Charles Zhang, PhD '94

Charles Zhang a eu une révélation technologique lorsqu'il est arrivé au MIT à la fin des années 80 en tant qu'étudiant au doctorat en physique. J'ai trouvé le pays des merveilles des ordinateurs, se souvient-il lorsqu'il s'est adressé à un public du MIT l'automne dernier. Consulter des e-mails, discuter, discuter avec des collègues avec des commandes Unix sur le réseau du campus… J'ai décidé que je voulais créer une entreprise Internet liée à la Chine.





En termes d'ambition et de compétence technique, Zhang était préparé. Il aimait la physique et les mathématiques lorsqu'il était lycéen dans le centre de la Chine, passant régulièrement plus de 10 heures par jour à préparer les examens d'entrée à l'université. Ces études ont porté leurs fruits : il a fréquenté l'université Tsinghua et son score au concours annuel Chine-États-Unis. L'examen de physique lui a valu l'une des 100 places pour étudier en Amérique.

En 1994, Zhang avait terminé son doctorat et était un postdoctorant en physique, travaillant à favoriser les relations américano-chinoises par le biais du programme de liaison industrielle du MIT, lorsqu'il a rencontré Gary Muller, étudiant au MBA de Harvard. Muller voulait que Zhang dirige les opérations chinoises de sa société Internet récemment lancée, qui fournissait des données financières aux abonnés internationaux.

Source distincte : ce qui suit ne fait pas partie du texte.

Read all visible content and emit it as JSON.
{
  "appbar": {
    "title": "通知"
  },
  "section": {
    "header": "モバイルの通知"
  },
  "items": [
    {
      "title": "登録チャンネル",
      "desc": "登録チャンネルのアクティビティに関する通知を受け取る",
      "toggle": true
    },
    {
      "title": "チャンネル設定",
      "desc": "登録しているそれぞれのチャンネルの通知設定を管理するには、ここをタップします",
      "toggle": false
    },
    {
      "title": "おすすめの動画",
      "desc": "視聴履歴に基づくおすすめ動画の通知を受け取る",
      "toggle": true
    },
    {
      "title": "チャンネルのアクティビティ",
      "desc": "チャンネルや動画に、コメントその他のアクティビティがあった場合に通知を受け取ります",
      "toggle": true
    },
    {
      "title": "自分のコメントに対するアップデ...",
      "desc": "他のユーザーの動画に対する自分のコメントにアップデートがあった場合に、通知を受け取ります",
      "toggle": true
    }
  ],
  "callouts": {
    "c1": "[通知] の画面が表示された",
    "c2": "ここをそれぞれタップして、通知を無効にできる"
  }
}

J'ai dit à Muller : « Très bien, je vais vous aider pendant un an en Chine, puis je pourrais créer ma propre entreprise », dit Zhang.

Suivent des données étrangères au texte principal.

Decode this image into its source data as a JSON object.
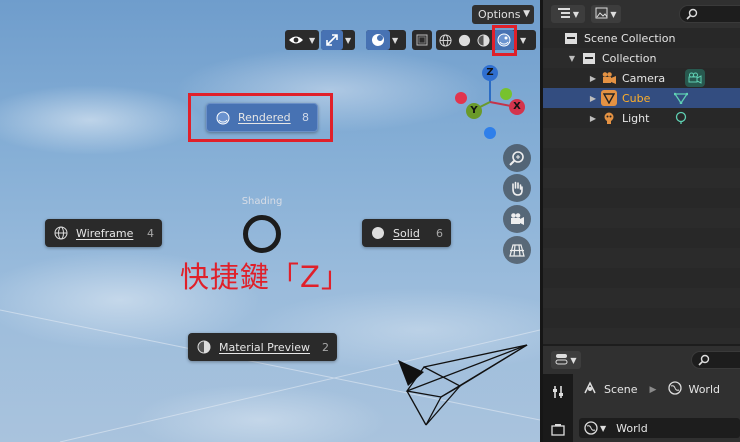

En moins de sept mois, il avait mis en ligne la base de données chinoise de Muller et était de retour aux États-Unis à la recherche d'investisseurs pour le projet qu'il avait en tête : un moteur de recherche et un portail en chinois. Avec le soutien financier initial des professeurs du MIT Nicholas Negroponte '66, mars '66 et Edward Roberts '57, SM '58, SM '60, PhD '62, Zhang est retourné en Chine et a travaillé fébrilement pour lancer Internet Technologies China, qu'il a renommé Sohoo (So signifie recherche en chinois, et hoo était une pièce de théâtre sur Yahoo). Plus tard, il l'a réépelé Sohu pour éviter les conflits avec un propriétaire de nom de domaine concurrent.

Pendant les premières années, dit Zhang, j'ai travaillé extrêmement dur et j'ai dirigé Sohu comme une opération de campagne présidentielle. Le marketing et la création de marque ont toujours été l'avantage concurrentiel inégalé de Sohu.com.

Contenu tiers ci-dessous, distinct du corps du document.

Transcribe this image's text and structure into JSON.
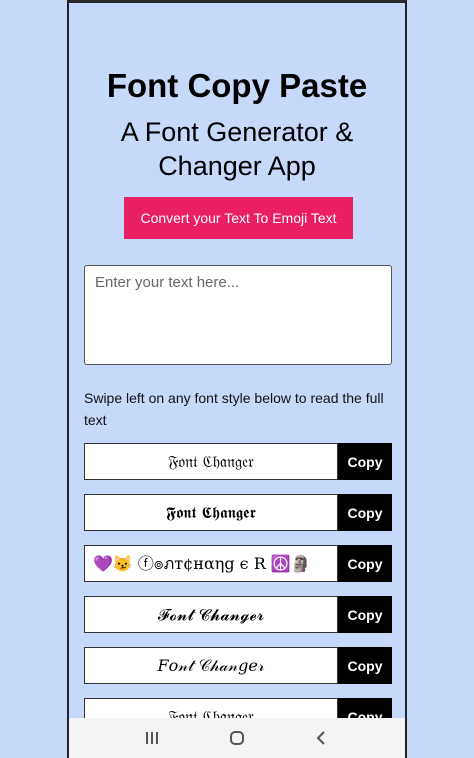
{
  "header": {
    "title": "Font Copy Paste",
    "subtitle_line1": "A Font Generator &",
    "subtitle_line2": "Changer App"
  },
  "emoji_button": {
    "label": "Convert your Text To Emoji Text"
  },
  "input": {
    "placeholder": "Enter your text here...",
    "value": ""
  },
  "hint_text": "Swipe left on any font style below to read the full text",
  "font_styles": [
    {
      "preview": "𝔉𝔬𝔫𝔱 ℭ𝔥𝔞𝔫𝔤𝔢𝔯",
      "copy_label": "Copy"
    },
    {
      "preview": "𝕱𝖔𝖓𝖙 𝕮𝖍𝖆𝖓𝖌𝖊𝖗",
      "copy_label": "Copy"
    },
    {
      "preview": "💜😼 ⓕ๏ภт¢нαηg є R ☮️🗿",
      "copy_label": "Copy"
    },
    {
      "preview": "𝓕𝓸𝓷𝓽 𝓒𝓱𝓪𝓷𝓰𝓮𝓻",
      "copy_label": "Copy"
    },
    {
      "preview": "𝐹𝑜𝓃𝓉 𝒞𝒽𝒶𝓃𝑔𝑒𝓇",
      "copy_label": "Copy"
    },
    {
      "preview": "𝔉𝔬𝔫𝔱 ℭ𝔥𝔞𝔫𝔤𝔢𝔯",
      "copy_label": "Copy"
    }
  ],
  "navbar": {
    "recents_icon": "recents-icon",
    "home_icon": "home-icon",
    "back_icon": "back-icon"
  }
}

Quinze ans plus tard, Sohu.com et ses sites affiliés, dont une division de jeux lucrative, attirent près de 50 millions de visiteurs uniques par jour. Le site héberge des nouvelles locales et étrangères, des histoires sur la vie chinoise, des réseaux de discussion interactifs et des babillards. De formidables défis nous attendent encore. En Chine, dit Zhang, il est facile pour les idées et les employés de se faire débaucher, et la pression pour être sur la prochaine grande tendance Internet est implacable.